Haz un gran favor y tendrás un justo castigo

Esteban G. Santana Cabrera

[Img #41017]Hay frases que, por sencillas que parezcan, esconden sabiduría popular. Son frases que no necesitan largas explicaciones porque el día a día termina dándoles sentido. Una de ellas, que quienes me conocen saben que llevo grabada a fuego, me la enseñó hace muchos años mi buen amigo y compañero de profesión, Carmelo Afonso: «Haz un gran favor y tendrás un justo castigo».

Esta afirmación que puede parecer pesimista o incluso injusta, sin embargo, basta con observar la realidad para comprender que la frase no pretende desanimarnos a ayudar a los demás, sino advertirnos de una condición muy humana: cuando un favor extraordinario se convierte en costumbre, deja de percibirse como un gesto generoso para transformarse en una obligación. Y cuando un día no podemos o no queremos repetirlo, aparece la decepción, la crítica o el reproche. Y a la vez, si un día hacemos algo por ayudar a los demás saltándonos las “reglas del juego”, aunque no lo hagamos con malas intenciones, incluso con buenas, se te puede “virar la tortilla” y puedes salir “quemado”.
 

Esta reflexión puede trasladarse prácticamente a todos los ámbitos de nuestra vida. En la familia ocurre con frecuencia. Los padres, movidos por el amor incondicional hacia sus hijos, intentan facilitarles el camino, resolverles los problemas o evitarles frustraciones. Sin embargo, cuando todo se les da hecho, el esfuerzo deja de valorarse y la ayuda acaba siendo interpretada como un derecho adquirido. Y voy más allá, el día que se pone un límite, quienes siempre recibieron apoyo pueden sentir que se les está fallando. Quizá una de las mayores enseñanzas que podemos ofrecer a nuestros hijos sea precisamente ayudarles pero sin hacérselo, acompañarles sin impedir que aprendan a caminar solos.
 

En el ámbito educativo esta realidad resulta especialmente evidente. Los docentes solemos ir mucho más allá de lo que marca nuestro horario o nuestras obligaciones. Dedicamos muchas horas fuera de nuestro horario laboral, buscamos recursos, atendemos a las familias, escuchamos problemas personales y procuramos que ningún alumno quede atrás. Lo hacemos porque creemos en nuestra profesión y porque entendemos la educación como una vocación. Sin embargo, en muchas ocasiones ese esfuerzo adicional pasa inadvertido, mientras que un pequeño error o la imposibilidad de atender una nueva petición recibe todas las críticas.
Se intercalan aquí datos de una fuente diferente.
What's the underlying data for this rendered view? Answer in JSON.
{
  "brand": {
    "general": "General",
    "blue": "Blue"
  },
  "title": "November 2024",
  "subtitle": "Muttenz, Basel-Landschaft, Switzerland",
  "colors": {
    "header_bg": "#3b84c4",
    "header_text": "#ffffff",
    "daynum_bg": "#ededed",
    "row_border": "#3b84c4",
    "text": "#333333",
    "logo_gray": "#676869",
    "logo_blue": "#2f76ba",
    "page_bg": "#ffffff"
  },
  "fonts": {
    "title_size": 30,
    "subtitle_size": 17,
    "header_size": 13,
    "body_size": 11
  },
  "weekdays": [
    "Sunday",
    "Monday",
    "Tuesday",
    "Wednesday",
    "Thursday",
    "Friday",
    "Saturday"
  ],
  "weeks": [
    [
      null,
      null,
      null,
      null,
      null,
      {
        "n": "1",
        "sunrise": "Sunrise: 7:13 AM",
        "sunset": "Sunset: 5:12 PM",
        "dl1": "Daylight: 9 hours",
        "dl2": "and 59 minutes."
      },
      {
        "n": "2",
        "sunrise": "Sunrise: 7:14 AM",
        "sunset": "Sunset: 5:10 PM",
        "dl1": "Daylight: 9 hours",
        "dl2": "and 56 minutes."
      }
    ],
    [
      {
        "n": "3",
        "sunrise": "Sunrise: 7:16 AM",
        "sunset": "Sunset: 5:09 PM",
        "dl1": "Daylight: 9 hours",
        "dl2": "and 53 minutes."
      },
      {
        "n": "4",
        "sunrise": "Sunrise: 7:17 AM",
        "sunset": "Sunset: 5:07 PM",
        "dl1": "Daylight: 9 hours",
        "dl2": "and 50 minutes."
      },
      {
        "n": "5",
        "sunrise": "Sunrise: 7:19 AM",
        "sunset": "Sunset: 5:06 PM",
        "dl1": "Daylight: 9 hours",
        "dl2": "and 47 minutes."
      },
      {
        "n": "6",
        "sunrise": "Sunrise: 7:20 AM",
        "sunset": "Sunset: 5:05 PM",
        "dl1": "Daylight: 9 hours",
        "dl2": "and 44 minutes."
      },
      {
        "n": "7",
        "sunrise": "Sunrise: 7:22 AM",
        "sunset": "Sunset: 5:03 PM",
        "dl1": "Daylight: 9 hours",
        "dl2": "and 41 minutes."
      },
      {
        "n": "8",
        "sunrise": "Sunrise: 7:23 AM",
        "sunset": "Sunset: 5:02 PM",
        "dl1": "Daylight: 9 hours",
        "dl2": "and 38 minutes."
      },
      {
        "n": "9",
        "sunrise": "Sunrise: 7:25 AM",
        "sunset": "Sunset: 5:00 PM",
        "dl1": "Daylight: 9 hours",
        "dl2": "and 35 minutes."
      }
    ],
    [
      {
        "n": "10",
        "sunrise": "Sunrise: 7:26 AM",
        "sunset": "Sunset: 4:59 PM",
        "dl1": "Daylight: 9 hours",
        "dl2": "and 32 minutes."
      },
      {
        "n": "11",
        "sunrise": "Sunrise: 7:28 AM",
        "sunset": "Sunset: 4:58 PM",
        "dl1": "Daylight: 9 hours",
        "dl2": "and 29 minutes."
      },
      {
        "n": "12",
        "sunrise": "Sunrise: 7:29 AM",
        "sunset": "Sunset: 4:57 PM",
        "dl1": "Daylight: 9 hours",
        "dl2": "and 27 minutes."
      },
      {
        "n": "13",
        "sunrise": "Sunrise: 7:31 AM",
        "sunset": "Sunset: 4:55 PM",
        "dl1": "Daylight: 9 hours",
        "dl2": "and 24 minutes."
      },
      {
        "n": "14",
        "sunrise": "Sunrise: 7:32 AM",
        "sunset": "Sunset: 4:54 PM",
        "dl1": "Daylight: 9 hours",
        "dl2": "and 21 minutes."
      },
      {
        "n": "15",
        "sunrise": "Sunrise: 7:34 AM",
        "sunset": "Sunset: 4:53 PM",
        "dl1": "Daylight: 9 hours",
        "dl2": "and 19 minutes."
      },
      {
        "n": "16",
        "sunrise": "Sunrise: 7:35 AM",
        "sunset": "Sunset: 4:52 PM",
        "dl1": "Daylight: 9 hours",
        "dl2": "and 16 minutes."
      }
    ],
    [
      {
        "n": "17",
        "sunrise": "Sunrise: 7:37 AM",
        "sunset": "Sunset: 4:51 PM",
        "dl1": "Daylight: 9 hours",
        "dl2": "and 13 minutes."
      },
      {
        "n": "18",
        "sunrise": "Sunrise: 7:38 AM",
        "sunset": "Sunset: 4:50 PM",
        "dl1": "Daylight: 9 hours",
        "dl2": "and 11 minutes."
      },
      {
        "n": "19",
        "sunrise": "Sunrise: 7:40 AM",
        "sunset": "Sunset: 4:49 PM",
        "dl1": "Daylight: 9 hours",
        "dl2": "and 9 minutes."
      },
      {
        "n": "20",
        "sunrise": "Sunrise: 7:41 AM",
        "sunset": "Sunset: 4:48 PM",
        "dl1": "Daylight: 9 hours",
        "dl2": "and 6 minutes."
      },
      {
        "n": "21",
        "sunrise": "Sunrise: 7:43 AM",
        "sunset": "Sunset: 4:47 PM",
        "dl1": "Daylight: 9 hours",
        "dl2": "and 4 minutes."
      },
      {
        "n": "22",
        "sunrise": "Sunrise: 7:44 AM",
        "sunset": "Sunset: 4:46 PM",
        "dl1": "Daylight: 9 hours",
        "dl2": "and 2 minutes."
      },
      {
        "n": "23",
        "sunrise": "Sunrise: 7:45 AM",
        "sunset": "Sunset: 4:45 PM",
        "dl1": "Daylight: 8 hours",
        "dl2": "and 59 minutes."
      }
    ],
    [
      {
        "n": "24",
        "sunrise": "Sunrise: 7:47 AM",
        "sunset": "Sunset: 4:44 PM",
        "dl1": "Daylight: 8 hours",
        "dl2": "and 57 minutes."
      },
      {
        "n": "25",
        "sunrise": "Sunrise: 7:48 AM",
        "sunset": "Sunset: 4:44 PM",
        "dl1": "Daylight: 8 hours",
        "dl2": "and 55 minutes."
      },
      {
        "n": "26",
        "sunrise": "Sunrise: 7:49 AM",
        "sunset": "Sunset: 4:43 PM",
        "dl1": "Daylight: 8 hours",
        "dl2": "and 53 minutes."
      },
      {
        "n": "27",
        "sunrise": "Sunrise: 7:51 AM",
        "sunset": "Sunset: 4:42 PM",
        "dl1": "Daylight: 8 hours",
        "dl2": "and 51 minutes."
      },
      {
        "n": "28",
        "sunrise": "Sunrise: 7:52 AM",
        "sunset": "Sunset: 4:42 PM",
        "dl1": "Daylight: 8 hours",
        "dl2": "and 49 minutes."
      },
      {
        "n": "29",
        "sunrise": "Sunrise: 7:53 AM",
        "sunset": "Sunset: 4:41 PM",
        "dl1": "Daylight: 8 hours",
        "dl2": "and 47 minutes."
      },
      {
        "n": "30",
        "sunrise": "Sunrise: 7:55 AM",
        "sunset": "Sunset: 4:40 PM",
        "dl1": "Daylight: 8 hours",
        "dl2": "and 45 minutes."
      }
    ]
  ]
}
Lo extraordinario se normaliza con rapidez; la ausencia, en cambio, se magnifica.
 

También sucede entre compañeros de trabajo. Quien siempre está dispuesto a resolver problemas, cubrir ausencias o asumir responsabilidades termina siendo, muchas veces, la primera persona a la que se recurre una y otra vez. El riesgo aparece cuando esa disponibilidad permanente genera expectativas imposibles de mantener. Entonces, el reconocimiento desaparece y el agradecimiento deja paso a la exigencia y a la crítica.
 

Y qué decir del ámbito social o político. La memoria colectiva suele ser muy corta. Grandes decisiones, importantes sacrificios o años de entrega quedan fácilmente eclipsados por un único error o por una decisión impopular. Parece que la gratitud tiene menos recorrido que la crítica.
 

En este punto nos convendría recordar a Séneca. En su tratado De beneficiis, el filósofo afirmaba que quien hace un favor no debe convertirlo en una moneda de cambio ni esperar una recompensa proporcional, porque el verdadero beneficio encuentra su satisfacción en el propio acto de hacer el bien. Sin embargo, también advertía de que la ingratitud es uno de los defectos más frecuentes del ser humano. El favor deja de apreciarse cuando se convierte en costumbre y, entonces, quien siempre dio termina siendo juzgado no por todo lo que hizo, sino por aquello que un día dejó de hacer. Es una enseñanza que, dos mil años después, continúa teniendo una sorprendente actualidad.
 

Quizá la mejor interpretación de aquella frase que me enseñó mi amigo Carmelo Afonso sea entender que los favores no deben hacerse esperando reconocimiento. Y que pensemos que a veces hacer un favor en cualquier ámbito de la vida, puede no ser lo mejor, y se te puede volver en contra. La recompensa de obrar bien no siempre llega en forma de agradecimiento, muchas veces reside simplemente en la tranquilidad de haber actuado conforme a nuestros principios. Porque, al final, quien ayuda por convicción nunca pierde, aunque en ocasiones se reciba ese "justo castigo" del que habla la frase.